Das wallonische CETA-Desaster der EU
Was für ein außerordentliches Stück politisches Theater: Eine Region, die für nur 0,7 Prozent der europäischen Bevölkerung steht, hält die restliche halbe Milliarde Menschen in der EU als Geisel. Noch am ersten Tag des Gipfeltreffens in Brüssel machte Regionalfürst Paul Magnette den Großen vom fernen Namur aus Hoffnung, mit weiteren Gesprächen sei das wallonische Problem vielleicht zu lösen. Also wurde über Nacht fieberhaft verhandelt - aber ohne Erfolg. Denn am Freitag pokerte Magnette ungerührt weiter und forderte eiskalt, man solle den EU-Kanada-Gipfel mit Premier Justin Trudeau in der nächsten Woche eben verschieben.
Alle Räder stehen still…
Worum geht es hier eigentlich? Eine Region, die nur für 15 Prozent des belgischen Handelsaufkommens steht, macht das Abkommen mit Kanada zu einer Frage von Leben und Tod. Dabei beträgt der Warenaustausch der Wallonie mit den Kanadiern gerade einmal 150 Millionen Euro im Jahr. Könnte man dieses Geld nicht einfach in die störrische Provinz überweisen und sagen: Lasst es einfach ganz, wir kaufen euch da raus?
Das Problem ist nur: Darum geht es gar nicht. Der Widerstand der Wallonen beruht auf einer Fundamentalopposition gegen die Globalisierung, die längst nicht mehr mit Fakten, sondern vor allem mit Gefühlen arbeitet. Welthandel an sich ist schlecht und Freihandelsabkommen sind generell des Teufels - so die CETA-Gegner. Und da spielt keine Rolle, wie sehr der Vertrag inzwischen an europäische Normen angepasst wurde. Die Wallonie stellt sich quer zu CETA, weil sie es rechtlich kann und ideologisch für nützlich hält. Es ist wie mit der kleinen Lokführer-Gewerkschaft vor zwei Jahren in Deutschland: Alle Räder stehen still, weil ihr starker Arm es will.

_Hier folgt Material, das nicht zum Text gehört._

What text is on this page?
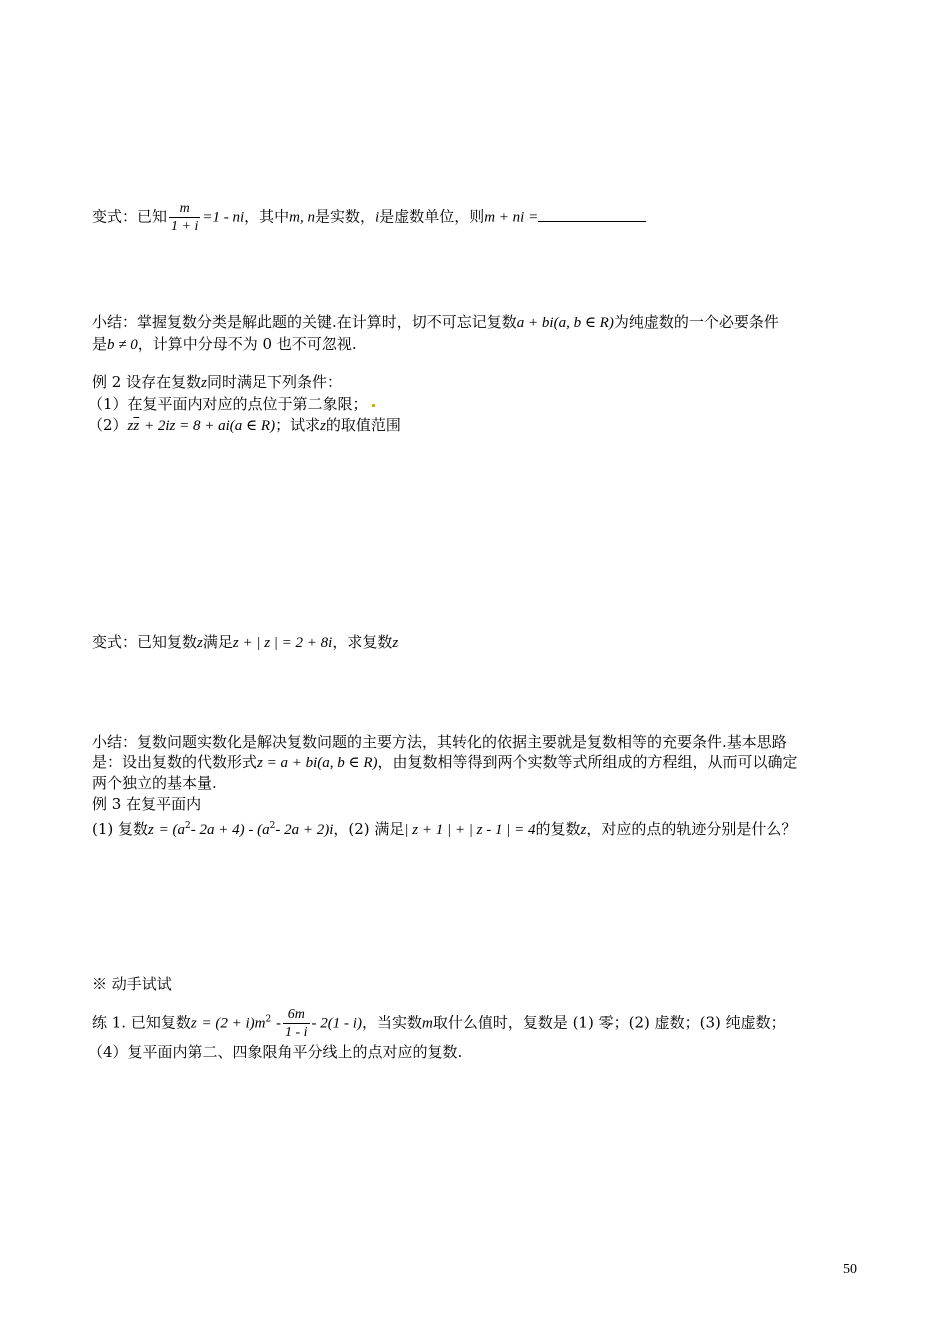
变式：已知 $\frac{m}{1 + i} =1$ - ni，其中m, n是实数，i是虚数单位，则m + ni =
小结：掌握复数分类是解此题的关键.在计算时，切不可忘记复数a + bi(a, b ∈ R)为纯虚数的一个必要条件
是b ≠ 0，计算中分母不为 0 也不可忽视.
例 2 设存在复数z同时满足下列条件：
（1）在复平面内对应的点位于第二象限；
$(2)z\overline{z} + 2iz = 8 + ai(a$ ∈ R)；试求z的取值范围
变式：已知复数z满足z + | z | = 2 + 8i，求复数z
小结：复数问题实数化是解决复数问题的主要方法，其转化的依据主要就是复数相等的充要条件.基本思路
是：设出复数的代数形式z = a + bi(a, b ∈ R)，由复数相等得到两个实数等式所组成的方程组，从而可以确定
两个独立的基本量.
例 3 在复平面内
(1) 复数$z = (a^2-$ $2a + 4) - (a^2-$ 2a + 2)i，(2) 满足| z + 1 | + | z - 1 | = 4的复数z，对应的点的轨迹分别是什么？
※ 动手试试
练 1. 已知复数$z = (2 + i)m^2 - \frac{6m}{1 - i} - 2(1 - i)$，当实数m取什么值时，复数是 (1) 零；(2) 虚数；(3) 纯虚数；
（4）复平面内第二、四象限角平分线上的点对应的复数.
50
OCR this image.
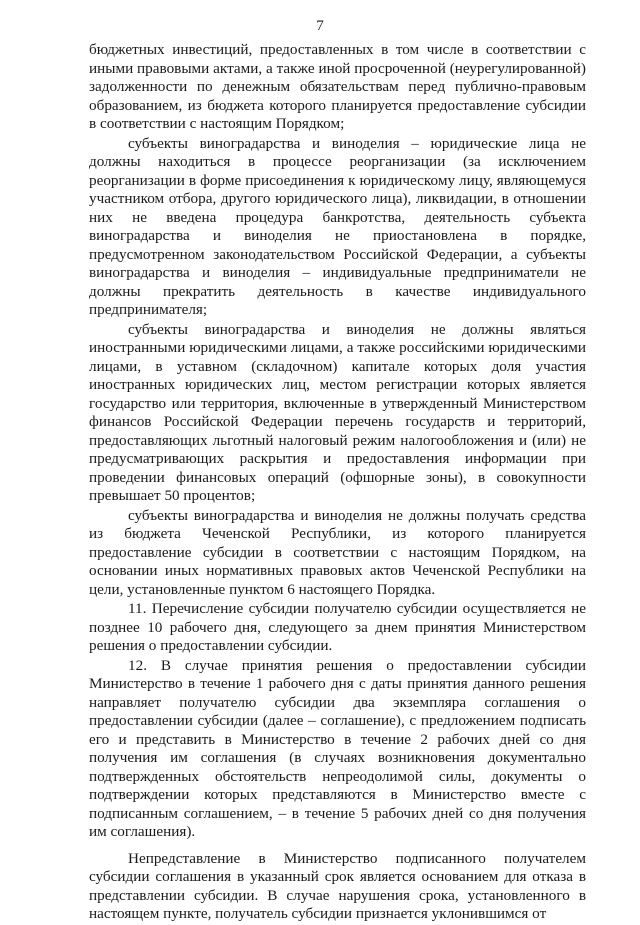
7

бюджетных инвестиций, предоставленных в том числе в соответствии с иными правовыми актами, а также иной просроченной (неурегулированной) задолженности по денежным обязательствам перед публично-правовым образованием, из бюджета которого планируется предоставление субсидии в соответствии с настоящим Порядком;

субъекты виноградарства и виноделия – юридические лица не должны находиться в процессе реорганизации (за исключением реорганизации в форме присоединения к юридическому лицу, являющемуся участником отбора, другого юридического лица), ликвидации, в отношении них не введена процедура банкротства, деятельность субъекта виноградарства и виноделия не приостановлена в порядке, предусмотренном законодательством Российской Федерации, а субъекты виноградарства и виноделия – индивидуальные предприниматели не должны прекратить деятельность в качестве индивидуального предпринимателя;

субъекты виноградарства и виноделия не должны являться иностранными юридическими лицами, а также российскими юридическими лицами, в уставном (складочном) капитале которых доля участия иностранных юридических лиц, местом регистрации которых является государство или территория, включенные в утвержденный Министерством финансов Российской Федерации перечень государств и территорий, предоставляющих льготный налоговый режим налогообложения и (или) не предусматривающих раскрытия и предоставления информации при проведении финансовых операций (офшорные зоны), в совокупности превышает 50 процентов;

субъекты виноградарства и виноделия не должны получать средства из бюджета Чеченской Республики, из которого планируется предоставление субсидии в соответствии с настоящим Порядком, на основании иных нормативных правовых актов Чеченской Республики на цели, установленные пунктом 6 настоящего Порядка.

11. Перечисление субсидии получателю субсидии осуществляется не позднее 10 рабочего дня, следующего за днем принятия Министерством решения о предоставлении субсидии.

12. В случае принятия решения о предоставлении субсидии Министерство в течение 1 рабочего дня с даты принятия данного решения направляет получателю субсидии два экземпляра соглашения о предоставлении субсидии (далее – соглашение), с предложением подписать его и представить в Министерство в течение 2 рабочих дней со дня получения им соглашения (в случаях возникновения документально подтвержденных обстоятельств непреодолимой силы, документы о подтверждении которых представляются в Министерство вместе с подписанным соглашением, – в течение 5 рабочих дней со дня получения им соглашения).

Непредставление в Министерство подписанного получателем субсидии соглашения в указанный срок является основанием для отказа в представлении субсидии. В случае нарушения срока, установленного в настоящем пункте, получатель субсидии признается уклонившимся от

Belgische Innenpolitik auf europäischer Bühne
Abgesehen davon ist diese Posse natürlich auch ein Stück belgische Innenpolitik. Die Zentralregierung von Charles Michel hat sich politisch kastriert, als sie so viel Macht an die Regionen abgab, dass diese nun auch bei internationalen Verträgen mitbestimmen dürfen. Das ist im Ergebnis natürlich absurd. Warum sollte nicht auch das viel größere Nordrhein-Westfalen mitreden dürfen, oder die riesige Region Provence-Alpes-Cote d'Azur in Frankreich? Mit Vernunft oder demokratischer Repräsentation hat das belgische Problem nichts mehr zu tun, nur noch mit einer dysfunktionalen Regierungsstruktur.
Ein GAU für die Europäische Union
Für die Europäische Union ist der Hickhack mit der Wallonie ein politisches Desaster. Der größte Handelsblock der Welt muss sich wie einstmals die ruhmreiche Armee der Römer im Comic "Asterix bei den Belgiern" vorführen lassen und verliert dadurch seine Glaubwürdigkeit. Gibt es nicht noch in den nächsten Tagen eine Lösung, ist die EU blamiert bis auf die Knochen. Wer will denn jemals noch über einen Vertrag mit ihr verhandeln, wenn am Ende eine beliebige Region den Stock in die Speichen stecken und alles zunichte machen kann.
Das allerschlimmste dabei ist: Die Europäische Union wird international zum Gegenstand von Spott und Häme. Wenn sie in ihrer Kernkompetenz, nämlich der Handelspolitik, nicht mehr handlungsfähig ist, dann kann man den Laden in Brüssel bald dicht machen.